Catholic Encyclopedia (1913)/Bl. Elizabeth of Reute
Elizabeth of Reute, Blessed, of the Third Order of St. Francis, b. November 25, 1386, at Waldsee in Swabia, of John and Anne Acheer; d. November 25, 1420. From her earliest days "the good Betha", as she was called, showed a rare piety, and under the learned and devout Conrad Kügelin, her confessor, provost of the Canons Regular of St. Augustine at St. Peter's in Waldsee, she made extraordinary progress towards perfection. When fourteen she received the habit of the third order, but continued to live at home. Finding the life uncongenial, she secured the consent of her parents after long entreaties to leave home. Receiving no support from them she remained at the house of a pious tertiary, and the two worked at weaving; but the remuneration was small and they frequently suffered from hunger and other privations. After three years Conrad Kügelin established a house for tertiaries at Reute on the outskirts of Waldsee and Elizabeth entered it together with some others.

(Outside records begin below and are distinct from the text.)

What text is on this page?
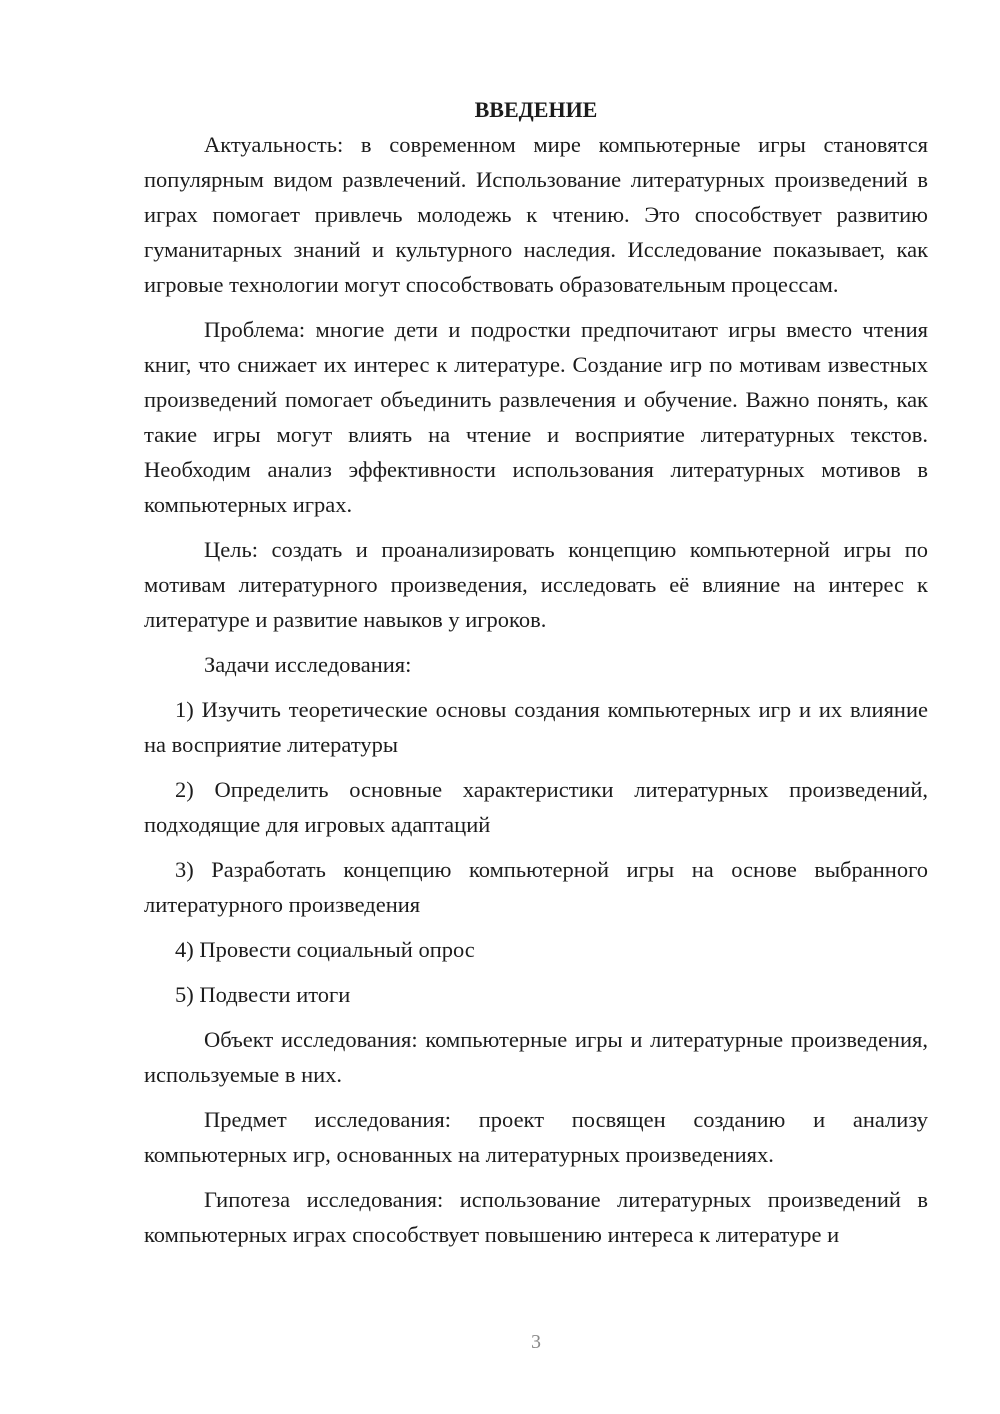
ВВЕДЕНИЕ

Актуальность: в современном мире компьютерные игры становятся популярным видом развлечений. Использование литературных произведений в играх помогает привлечь молодежь к чтению. Это способствует развитию гуманитарных знаний и культурного наследия. Исследование показывает, как игровые технологии могут способствовать образовательным процессам.

Проблема: многие дети и подростки предпочитают игры вместо чтения книг, что снижает их интерес к литературе. Создание игр по мотивам известных произведений помогает объединить развлечения и обучение. Важно понять, как такие игры могут влиять на чтение и восприятие литературных текстов. Необходим анализ эффективности использования литературных мотивов в компьютерных играх.

Цель: создать и проанализировать концепцию компьютерной игры по мотивам литературного произведения, исследовать её влияние на интерес к литературе и развитие навыков у игроков.

Задачи исследования:

1) Изучить теоретические основы создания компьютерных игр и их влияние на восприятие литературы

2) Определить основные характеристики литературных произведений, подходящие для игровых адаптаций

3) Разработать концепцию компьютерной игры на основе выбранного литературного произведения

4) Провести социальный опрос

5) Подвести итоги

Объект исследования: компьютерные игры и литературные произведения, используемые в них.

Предмет исследования: проект посвящен созданию и анализу компьютерных игр, основанных на литературных произведениях.

Гипотеза исследования: использование литературных произведений в компьютерных играх способствует повышению интереса к литературе и

3
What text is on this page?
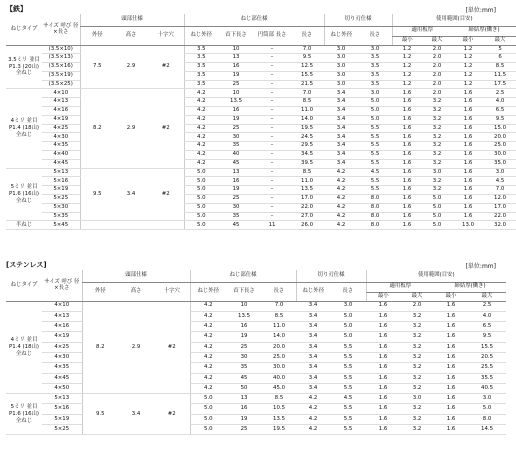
【鉄】	[単位:mm]
ねじタイプ	サイズ 呼び 径×長さ	頭部仕様			ねじ部仕様				切り刃仕様		使用範囲(目安)			
		外径	高さ	十字穴	ねじ外径	首下長さ	円筒部 長さ	長さ	ねじ外径	長さ	適用板厚		締結厚(働き)	
											最小	最大	最小	最大
3.5ミリ 並目 P1.3 (20山) 全ねじ	(3.5×10)	7.5	2.9	#2	3.5	10	–	7.0	3.0	3.0	1.2	2.0	1.2	5
	(3.5×13)				3.5	13	–	9.5	3.0	3.5	1.2	2.0	1.2	6
	(3.5×16)				3.5	16	–	12.5	3.0	3.5	1.2	2.0	1.2	8.5
	(3.5×19)				3.5	19	–	15.5	3.0	3.5	1.2	2.0	1.2	11.5
	(3.5×25)				3.5	25	–	21.5	3.0	3.5	1.2	2.0	1.2	17.5
4ミリ 並目 P1.4 (18山) 全ねじ	4×10	8.2	2.9	#2	4.2	10	–	7.0	3.4	3.0	1.6	2.0	1.6	2.5
	4×13				4.2	13.5	–	8.5	3.4	5.0	1.6	3.2	1.6	4.0
	4×16				4.2	16	–	11.0	3.4	5.0	1.6	3.2	1.6	6.5
	4×19				4.2	19	–	14.0	3.4	5.0	1.6	3.2	1.6	9.5
	4×25				4.2	25	–	19.5	3.4	5.5	1.6	3.2	1.6	15.0
	4×30				4.2	30	–	24.5	3.4	5.5	1.6	3.2	1.6	20.0
	4×35				4.2	35	–	29.5	3.4	5.5	1.6	3.2	1.6	25.0
	4×40				4.2	40	–	34.5	3.4	5.5	1.6	3.2	1.6	30.0
	4×45				4.2	45	–	39.5	3.4	5.5	1.6	3.2	1.6	35.0
5ミリ 並目 P1.6 (16山) 全ねじ	5×13	9.5	3.4	#2	5.0	13	–	8.5	4.2	4.5	1.6	3.0	1.6	3.0
	5×16				5.0	16	–	11.0	4.2	5.5	1.6	3.2	1.6	4.5
	5×19				5.0	19	–	13.5	4.2	5.5	1.6	3.2	1.6	7.0
	5×25				5.0	25	–	17.0	4.2	8.0	1.6	5.0	1.6	12.0
	5×30				5.0	30	–	22.0	4.2	8.0	1.6	5.0	1.6	17.0
	5×35				5.0	35	–	27.0	4.2	8.0	1.6	5.0	1.6	22.0
半ねじ	5×45				5.0	45	11	26.0	4.2	8.0	1.6	5.0	13.0	32.0
[ステンレス]	[単位:mm]
ねじタイプ	サイズ 呼び 径×長さ	頭部仕様			ねじ部仕様			切り刃仕様		使用範囲(目安)			
		外径	高さ	十字穴	ねじ外径	首下長さ	長さ	ねじ外径	長さ	適用板厚		締結厚(働き)	
										最小	最大	最小	最大
4ミリ 並目 P1.4 (18山) 全ねじ	4×10	8.2	2.9	#2	4.2	10	7.0	3.4	3.0	1.6	2.0	1.6	2.5
	4×13				4.2	13.5	8.5	3.4	5.0	1.6	3.2	1.6	4.0
	4×16				4.2	16	11.0	3.4	5.0	1.6	3.2	1.6	6.5
	4×19				4.2	19	14.0	3.4	5.0	1.6	3.2	1.6	9.5
	4×25				4.2	25	20.0	3.4	5.5	1.6	3.2	1.6	15.5
	4×30				4.2	30	25.0	3.4	5.5	1.6	3.2	1.6	20.5
	4×35				4.2	35	30.0	3.4	5.5	1.6	3.2	1.6	25.5
	4×45				4.2	45	40.0	3.4	5.5	1.6	3.2	1.6	35.5
	4×50				4.2	50	45.0	3.4	5.5	1.6	3.2	1.6	40.5
5ミリ 並目 P1.6 (16山) 全ねじ	5×13	9.5	3.4	#2	5.0	13	8.5	4.2	4.5	1.6	3.0	1.6	3.0
	5×16				5.0	16	10.5	4.2	5.5	1.6	3.2	1.6	5.0
	5×19				5.0	19	13.5	4.2	5.5	1.6	3.2	1.6	8.0
	5×25				5.0	25	19.5	4.2	5.5	1.6	3.2	1.6	14.5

Here she took up her work in the kitchen, and now began her wonderful life of seclusion, fasting, and prayer. There was no clausura at the convent, still she led so retired a life that she was called "the Recluse." She spent many hours in a little garden, kneeling on a stone or prostrate on the ground in contemplation. So pure was her life that her confessor could scarcely find matter for absolution. She had much to suffer from attacks of the evil spirit, from suspicions of her sisters in religion, from leprosy, and other sicknesses, but in all her trials she showed a heavenly patience. This she learned from the Passion of Christ, which she made the continual subject of meditation, the object of her love, and the rule of her life. In consequence God permitted her to bear the marks of the Passion on her body; her head often showed the marks of the Thorns, and her body those of the Scourging. The stigmata appeared only now and then, but her pains never ceased. She was shown the happiness of the blessed and the souls in the state of purgation; the secrets of hearts and of the future were unveiled to her. She foretold the election of Martin V and the end of the Western Schism. Though so much favored by Divine Providence she always preserved a great humility. After her death she was buried in the church of Reute. Her life was written by her confessor and sent to the Bishop of Constance, but it was only after 1623, when her tomb was opened by the provost of Waldsee, that her popular veneration spread in Swabia. After several miracles had been wrought through her intercession the Holy See was asked to ratify her cult. This was done June 19, 1766, by Clement XIII. The Franciscans celebrate her feast on November 25.